The pot is so busy calling-out the kettle that it doesn’t realise the water is gone and dinner is burning.

I love Ireland. I always felt a bond for the country, throughout my adult life my accent often mistaken for ‘are you from the West coast of Ireland,’ ‘No, Glasgow,’ I have felt an affinity that is beyond Joyce, Beckett and Swift.

I enjoy Arab culture, for my medical elective I worked in a Palestinian baby clinic in Jerusalem, I love walking through the Old City of Jerusalem, lingering by the Damascus Gate. Zaatar, strong black coffee, bring it on.

And now I sit and wait for this to pass.

One day I will return to Newgrange, Trinity and Cork.

One day I will visit Gaza.

This year in Jerusalem.

Published by rodkersh1948

Trying to understand the world, one emotion at a time.

4 thoughts on “Let’s call it a draw. Israel, Ireland & Palestinian intergenerational trauma

  1. The Zionists of the 1920s and 30s admired the Irish and the IRA (in its original incarnation) as liberal nationalists who defeated British imperialism. They likewise admired Italian liberal nationalists of the nineteenth century and Poles of the twentieth.

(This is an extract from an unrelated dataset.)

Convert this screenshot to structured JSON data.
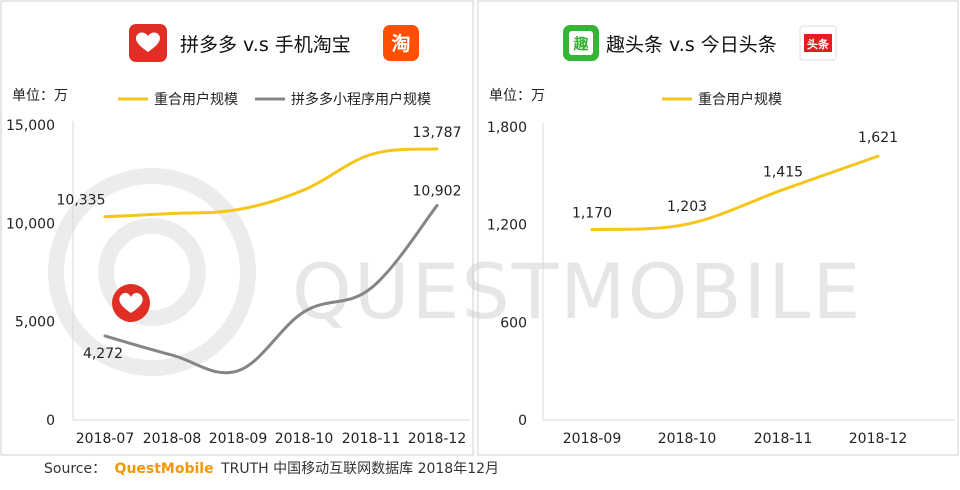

By the 70s and 80s, it had all changed, and the IRA (now focused on terrorism against civilians) trained with the PLO in Lebanon and Libya.

    Liked by 1 person

  2. “Intergenerational Trauma”, nothing new hear, I’d suggest the whole world has suffered it at some point in time. Likewise most if not all countries have been invaded/colonised in their history. To blame the past for what you do today is a copout. We are supposed to learn from the past, not repeat it.